Hate crimes where the aggravator was transgender identity have seen the steepest increase both in the last year and since 2014/15 when the data begins.
They have risen 68 per cent between 2020/21 and 2021/22, from 110 to 185 incidents, and are the most likely to come from online sources, with more of a quarter (27 per cent) being “cyber-enabled”.
This has occurred at the same time as the debate around the Scottish Government’s Gender Recognition Reform Bill, but the report does not make a direct link.
Maggie Chapman, the Scottish Green’s equalities spokesperson, said the rise in transgender aggravated hate crime was “fuelled by a cynical campaign of vicious lies and smears”.

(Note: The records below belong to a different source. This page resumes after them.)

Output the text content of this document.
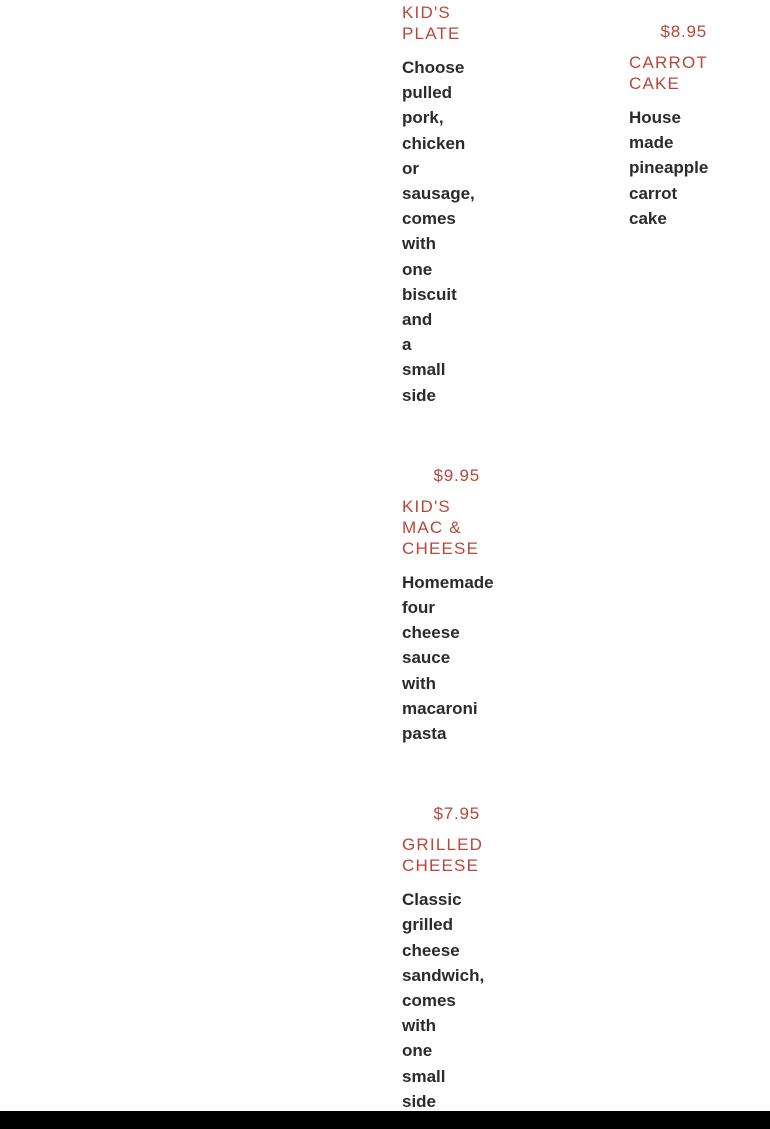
KID'S PLATE

Choose pulled pork, chicken or sausage, comes with one biscuit and a small side

$9.95
KID'S MAC & CHEESE

Homemade four cheese sauce with macaroni pasta

$7.95
GRILLED CHEESE

Classic grilled cheese sandwich, comes with one small side

$8.95
CARROT CAKE

House made pineapple carrot cake
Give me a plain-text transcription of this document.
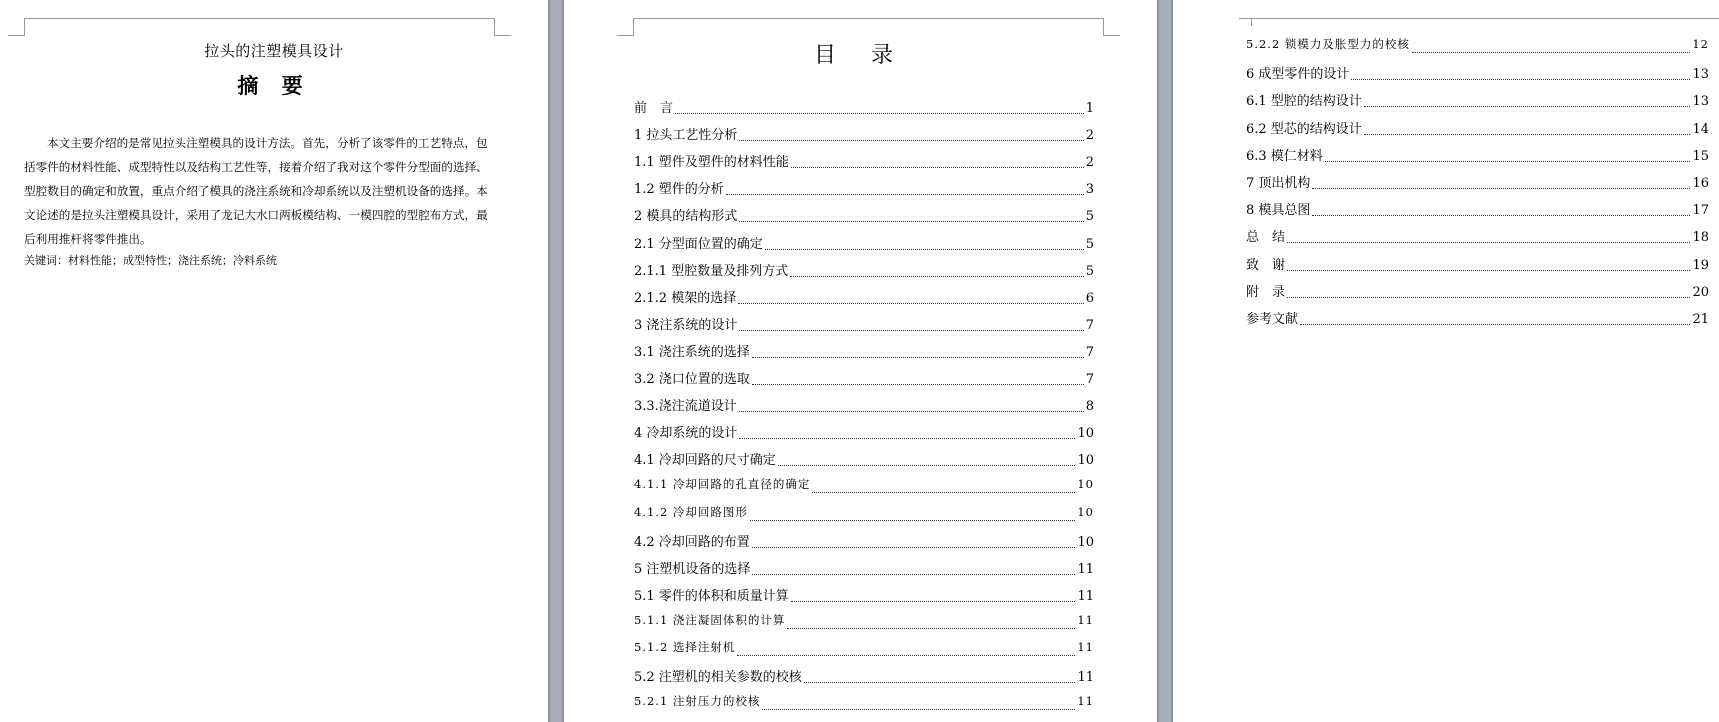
拉头的注塑模具设计
摘 要

本文主要介绍的是常见拉头注塑模具的设计方法。首先，分析了该零件的工艺特点，包括零件的材料性能、成型特性以及结构工艺性等，接着介绍了我对这个零件分型面的选择、型腔数目的确定和放置，重点介绍了模具的浇注系统和冷却系统以及注塑机设备的选择。本文论述的是拉头注塑模具设计，采用了龙记大水口两板模结构、一模四腔的型腔布方式，最后利用推杆将零件推出。

关键词：材料性能；成型特性；浇注系统；冷料系统
目 录
前　言	1
1 拉头工艺性分析	2
1.1 塑件及塑件的材料性能	2
1.2 塑件的分析	3
2 模具的结构形式	5
2.1 分型面位置的确定	5
2.1.1 型腔数量及排列方式	5
2.1.2 模架的选择	6
3 浇注系统的设计	7
3.1 浇注系统的选择	7
3.2 浇口位置的选取	7
3.3.浇注流道设计	8
4 冷却系统的设计	10
4.1 冷却回路的尺寸确定	10
4.1.1 冷却回路的孔直径的确定	10
4.1.2 冷却回路图形	10
4.2 冷却回路的布置	10
5 注塑机设备的选择	11
5.1 零件的体积和质量计算	11
5.1.1 浇注凝固体积的计算	11
5.1.2 选择注射机	11
5.2 注塑机的相关参数的校核	11
5.2.1 注射压力的校核	11
5.2.2 锁模力及胀型力的校核	12
6 成型零件的设计	13
6.1 型腔的结构设计	13
6.2 型芯的结构设计	14
6.3 模仁材料	15
7 顶出机构	16
8 模具总图	17
总　结	18
致　谢	19
附　录	20
参考文献	21
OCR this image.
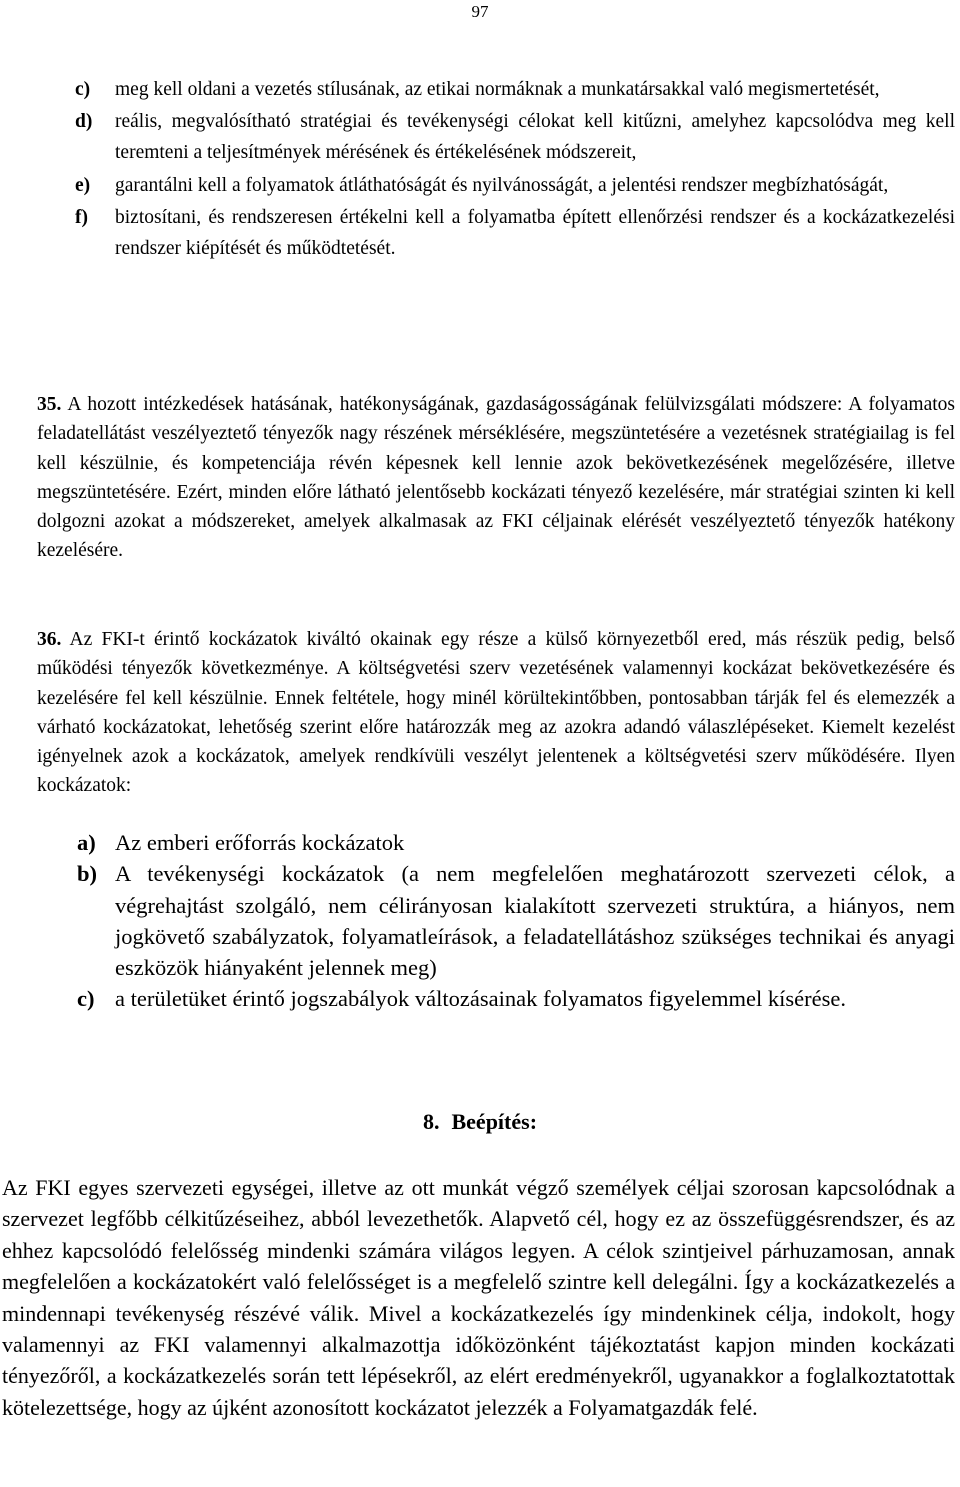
97
c)	meg kell oldani a vezetés stílusának, az etikai normáknak a munkatársakkal való megismertetését,
d)	reális, megvalósítható stratégiai és tevékenységi célokat kell kitűzni, amelyhez kapcsolódva meg kell teremteni a teljesítmények mérésének és értékelésének módszereit,
e)	garantálni kell a folyamatok átláthatóságát és nyilvánosságát, a jelentési rendszer megbízhatóságát,
f)	biztosítani, és rendszeresen értékelni kell a folyamatba épített ellenőrzési rendszer és a kockázatkezelési rendszer kiépítését és működtetését.
35. A hozott intézkedések hatásának, hatékonyságának, gazdaságosságának felülvizsgálati módszere: A folyamatos feladatellátást veszélyeztető tényezők nagy részének mérséklésére, megszüntetésére a vezetésnek stratégiailag is fel kell készülnie, és kompetenciája révén képesnek kell lennie azok bekövetkezésének megelőzésére, illetve megszüntetésére. Ezért, minden előre látható jelentősebb kockázati tényező kezelésére, már stratégiai szinten ki kell dolgozni azokat a módszereket, amelyek alkalmasak az FKI céljainak elérését veszélyeztető tényezők hatékony kezelésére.
36. Az FKI-t érintő kockázatok kiváltó okainak egy része a külső környezetből ered, más részük pedig, belső működési tényezők következménye. A költségvetési szerv vezetésének valamennyi kockázat bekövetkezésére és kezelésére fel kell készülnie. Ennek feltétele, hogy minél körültekintőbben, pontosabban tárják fel és elemezzék a várható kockázatokat, lehetőség szerint előre határozzák meg az azokra adandó válaszlépéseket. Kiemelt kezelést igényelnek azok a kockázatok, amelyek rendkívüli veszélyt jelentenek a költségvetési szerv működésére. Ilyen kockázatok:
a) Az emberi erőforrás kockázatok
b) A tevékenységi kockázatok (a nem megfelelően meghatározott szervezeti célok, a végrehajtást szolgáló, nem célirányosan kialakított szervezeti struktúra, a hiányos, nem jogkövető szabályzatok, folyamatleírások, a feladatellátáshoz szükséges technikai és anyagi eszközök hiányaként jelennek meg)
c) a területüket érintő jogszabályok változásainak folyamatos figyelemmel kísérése.
8. Beépítés:
Az FKI egyes szervezeti egységei, illetve az ott munkát végző személyek céljai szorosan kapcsolódnak a szervezet legfőbb célkitűzéseihez, abból levezethetők. Alapvető cél, hogy ez az összefüggésrendszer, és az ehhez kapcsolódó felelősség mindenki számára világos legyen. A célok szintjeivel párhuzamosan, annak megfelelően a kockázatokért való felelősséget is a megfelelő szintre kell delegálni. Így a kockázatkezelés a mindennapi tevékenység részévé válik. Mivel a kockázatkezelés így mindenkinek célja, indokolt, hogy valamennyi az FKI valamennyi alkalmazottja időközönként tájékoztatást kapjon minden kockázati tényezőről, a kockázatkezelés során tett lépésekről, az elért eredményekről, ugyanakkor a foglalkoztatottak kötelezettsége, hogy az újként azonosított kockázatot jelezzék a Folyamatgazdák felé.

She said: “We should all be angry about the appalling increase in transphobic incidents in Scotland. This awful rise must also not be viewed out of context. It has been fuelled by a cynical campaign of vicious lies and smears spread about our trans siblings.
"Much of it has been whipped-up and encouraged by powerful voices, such as those with significant public platforms and those in the UK Government who want to distract from their own failings. "
Scottish Conservative equalities spokesperson, Rachael Hamilton, accused Ms Chapman of making some of the “most inflammatory and divisive language” during the debate around gender reform.
She said: “No-one should ever be targeted or attacked for their gender identity, and this rise in hate crimes against transgender people is appalling.
“However the idea that this has been ‘whipped up’ by the UK Government is malicious, unfounded and untrue. While the debate about the SNP’s Gender Recognition Reforms has evoked strong feelings on both sides, the UK Government and the Scottish Conservatives have used sensitive and respectful language throughout.
“By contrast, it has been a minority of supporters of this bill – such as Maggie Chapman – who have used some of the most inflammatory and divisive language when discussing this sensitive issue.
“We have always been clear that trans people deserve support, respect and recognition – but this must not come at the expense of the rights and safety of women and girls.”
Since 2014/15, the number of hate crimes against transgender people have almost quadrupled, from 53 to 185.
This is also the steepest rise, with disability-related hate crimes more than doubling in that time from 260 to 552. Disability-related hate crime also saw a steep increase in 2021/22, up 26 per cent in a year from 435 to 552 crimes.
Hate crimes based on sexual orientation are the second most prevalent, and have risen by almost two thirds (67 per cent) in seven years, with a 10 per cent rise from 1,683 to 1,855.
Religion-based hate crime has dropped from 578 to 478 in a year – a fall of 17 per cent – and has declined by 29 per cent since 2014/15 when there were 682 hate crimes with that aggravator.
Race aggravated hate crime remains the most prevalent in Scotland. However, there has been a steady decline in this type of hate crime over the past seven years, down 17 per cent from almost 5,200 to just over 4,200.
These types of crime also decreased by a percentage point in the last year, down from 4,316 to 4,263.
None of these crimes will have been prosecuted under the Scottish Government’s Hate Crime Bill as that is yet to come into force. The Scotsman revealed this could be delayed until at least 2024 due to concerns from the police about workload and the need for a new IT system at Police Scotland.
Justice secretary Keith Brown said: “Today’s figures are a reminder we must work to tackle hatred and confront prejudice wherever it occurs. We unequivocally condemn any form of hate crime, which has no place in Scotland.”